Metadata specified when initially populating ImmuneDB via importing or identification can be updated in two steps. First, export the metadata currently in the database with:

$ immunedb_export PATH_TO_CONFIG samples --for-update

This will generate a samples.tsv file which can by modified. Headers and values can be changed, deleted, or added.

Note

Note that changing the subject of any sample will require steps after and including immunedb_collapse to be re-run.

After modifying the metadata, update the database with:

$ immunedb_modify PATH_TO_CONFIG update-metadata samples.tsv

Combining Samples

Warning

You cannot collapse samples from multiple subjects. If that functionality is desired, first modify the metadata to set the subject for each sample to be the same with update-metadata, and then run combine-samples.

One assumption ImmuneDB makes is that each sample is a biological replicate in that no one cell has its BCR/TCR sequence in more than one sample. If you have technical replicates, multiple independent sequencing runs of the same same biological replicate, they should be combined into one ImmuneDB-sample each. To do so, add a metadata field to the database as described in Changing Metadata where all technical replicates from the same biological replicate have the same value.

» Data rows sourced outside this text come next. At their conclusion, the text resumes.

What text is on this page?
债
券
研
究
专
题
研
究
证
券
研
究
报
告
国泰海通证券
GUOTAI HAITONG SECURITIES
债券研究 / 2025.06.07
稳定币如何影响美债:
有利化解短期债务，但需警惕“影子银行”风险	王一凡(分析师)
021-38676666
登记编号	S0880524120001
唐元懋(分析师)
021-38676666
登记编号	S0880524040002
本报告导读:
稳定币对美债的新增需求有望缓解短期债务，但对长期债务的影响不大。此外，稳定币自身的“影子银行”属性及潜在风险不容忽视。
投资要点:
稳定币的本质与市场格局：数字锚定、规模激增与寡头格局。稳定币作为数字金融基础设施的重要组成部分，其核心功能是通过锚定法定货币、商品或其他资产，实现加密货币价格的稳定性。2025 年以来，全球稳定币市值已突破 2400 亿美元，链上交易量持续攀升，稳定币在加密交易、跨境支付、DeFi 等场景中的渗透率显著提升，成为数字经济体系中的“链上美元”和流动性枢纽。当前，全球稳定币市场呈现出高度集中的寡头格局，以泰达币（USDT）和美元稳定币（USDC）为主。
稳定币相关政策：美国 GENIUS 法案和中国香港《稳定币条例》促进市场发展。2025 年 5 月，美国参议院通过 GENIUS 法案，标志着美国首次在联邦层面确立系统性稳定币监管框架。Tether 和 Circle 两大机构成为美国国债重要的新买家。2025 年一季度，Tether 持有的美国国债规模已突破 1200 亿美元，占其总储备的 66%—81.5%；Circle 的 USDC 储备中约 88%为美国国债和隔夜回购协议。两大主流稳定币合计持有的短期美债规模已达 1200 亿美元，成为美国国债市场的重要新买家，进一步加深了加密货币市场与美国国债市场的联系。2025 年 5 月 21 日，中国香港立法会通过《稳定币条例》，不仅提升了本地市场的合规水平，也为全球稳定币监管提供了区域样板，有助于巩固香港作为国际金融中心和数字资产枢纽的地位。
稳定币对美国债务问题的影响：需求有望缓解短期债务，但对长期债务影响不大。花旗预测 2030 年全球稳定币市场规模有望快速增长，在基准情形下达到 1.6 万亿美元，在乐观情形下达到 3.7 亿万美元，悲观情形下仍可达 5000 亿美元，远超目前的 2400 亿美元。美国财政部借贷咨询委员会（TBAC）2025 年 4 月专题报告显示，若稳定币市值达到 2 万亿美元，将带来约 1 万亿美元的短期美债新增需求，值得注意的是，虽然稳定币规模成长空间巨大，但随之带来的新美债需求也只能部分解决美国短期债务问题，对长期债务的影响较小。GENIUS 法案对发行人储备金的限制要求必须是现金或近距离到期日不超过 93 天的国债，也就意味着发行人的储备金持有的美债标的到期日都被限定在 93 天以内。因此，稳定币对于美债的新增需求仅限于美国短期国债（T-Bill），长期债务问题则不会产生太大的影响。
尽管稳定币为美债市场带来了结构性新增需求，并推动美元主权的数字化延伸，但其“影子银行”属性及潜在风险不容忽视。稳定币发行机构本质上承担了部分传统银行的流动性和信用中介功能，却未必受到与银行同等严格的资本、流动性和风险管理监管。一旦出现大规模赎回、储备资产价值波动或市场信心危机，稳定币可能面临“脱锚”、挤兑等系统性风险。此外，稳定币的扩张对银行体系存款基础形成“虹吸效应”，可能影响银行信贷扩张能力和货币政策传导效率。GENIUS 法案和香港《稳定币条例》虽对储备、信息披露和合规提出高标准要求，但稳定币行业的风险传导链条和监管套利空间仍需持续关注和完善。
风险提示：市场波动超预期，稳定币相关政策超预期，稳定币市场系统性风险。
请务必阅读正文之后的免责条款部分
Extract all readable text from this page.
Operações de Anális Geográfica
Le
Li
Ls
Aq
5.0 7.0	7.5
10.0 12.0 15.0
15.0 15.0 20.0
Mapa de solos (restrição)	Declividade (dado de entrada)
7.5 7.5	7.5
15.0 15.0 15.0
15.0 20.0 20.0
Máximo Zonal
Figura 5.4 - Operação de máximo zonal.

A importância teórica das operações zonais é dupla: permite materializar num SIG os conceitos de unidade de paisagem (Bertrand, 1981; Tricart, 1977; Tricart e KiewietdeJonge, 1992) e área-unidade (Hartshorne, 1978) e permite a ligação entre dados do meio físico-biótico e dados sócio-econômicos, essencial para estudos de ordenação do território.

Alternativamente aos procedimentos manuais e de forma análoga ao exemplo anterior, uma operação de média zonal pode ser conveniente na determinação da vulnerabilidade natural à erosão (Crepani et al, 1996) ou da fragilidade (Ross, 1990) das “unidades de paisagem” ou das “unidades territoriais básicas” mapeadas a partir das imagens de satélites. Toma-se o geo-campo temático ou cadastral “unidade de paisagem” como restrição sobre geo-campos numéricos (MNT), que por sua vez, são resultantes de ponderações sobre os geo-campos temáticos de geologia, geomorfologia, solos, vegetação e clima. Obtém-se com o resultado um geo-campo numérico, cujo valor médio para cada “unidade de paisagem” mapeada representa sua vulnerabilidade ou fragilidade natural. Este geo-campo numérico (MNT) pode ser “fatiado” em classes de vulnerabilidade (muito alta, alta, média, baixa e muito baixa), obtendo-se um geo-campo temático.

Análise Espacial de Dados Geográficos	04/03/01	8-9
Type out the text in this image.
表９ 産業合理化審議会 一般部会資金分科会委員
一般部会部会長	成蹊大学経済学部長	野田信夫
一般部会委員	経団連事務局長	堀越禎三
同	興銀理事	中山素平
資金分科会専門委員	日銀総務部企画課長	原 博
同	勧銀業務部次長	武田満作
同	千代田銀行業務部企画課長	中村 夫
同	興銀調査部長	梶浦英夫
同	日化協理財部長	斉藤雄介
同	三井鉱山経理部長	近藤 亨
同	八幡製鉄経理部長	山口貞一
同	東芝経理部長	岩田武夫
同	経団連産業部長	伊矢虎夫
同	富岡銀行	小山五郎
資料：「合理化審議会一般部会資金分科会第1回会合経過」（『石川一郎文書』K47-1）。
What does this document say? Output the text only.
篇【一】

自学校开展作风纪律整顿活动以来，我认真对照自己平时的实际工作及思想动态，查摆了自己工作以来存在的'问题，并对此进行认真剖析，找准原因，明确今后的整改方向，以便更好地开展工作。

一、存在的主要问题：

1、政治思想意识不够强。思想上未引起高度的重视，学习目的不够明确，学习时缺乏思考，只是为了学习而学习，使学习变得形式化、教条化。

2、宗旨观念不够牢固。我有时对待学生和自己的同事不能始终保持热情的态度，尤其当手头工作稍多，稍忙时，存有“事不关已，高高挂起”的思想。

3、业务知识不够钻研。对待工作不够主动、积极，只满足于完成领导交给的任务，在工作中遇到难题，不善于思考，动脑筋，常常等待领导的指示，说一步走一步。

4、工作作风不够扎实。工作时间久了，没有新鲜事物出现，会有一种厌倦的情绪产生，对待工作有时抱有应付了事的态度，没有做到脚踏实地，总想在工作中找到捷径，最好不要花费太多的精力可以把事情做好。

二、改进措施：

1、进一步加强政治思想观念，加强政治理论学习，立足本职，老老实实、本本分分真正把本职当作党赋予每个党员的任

For example, if we have the following samples where each sample has two technical replicates:

sample subject
biorep1_techrep1 S1
biorep1_techrep2 S1
biorep2_techrep1 S1
biorep2_techrep2 S1

You would update the metadata to be:

sample subject collapse
biorep1_techrep1 S1 first_sample
biorep1_techrep2 S1 first_sample
biorep2_techrep1 S1 second_sample
biorep2_techrep2 S1 second_sample

And then run:

$ immunedb_modify PATH_TO_CONFIG combine-samples collapse

This will result in the four replicates being collapsed into two, using the collapse field as the new name for each:

sample subject
first_sample S1
second_sample S1

Note the header collapse can have any value you want so long as it’s passed to immunedb_modify. Further, the values in that column can be arbitrary but will be used as the new name of the samples after collapsing.

Deleting Samples

The following command can be used to delete samples by ID:

$ immunedb_modify PATH_TO_CONFIG delete-samples [sample_ids]

Note that deleting samples will require the subject to be re-analyzed by running all pipeline steps after and including immunedb_collapse.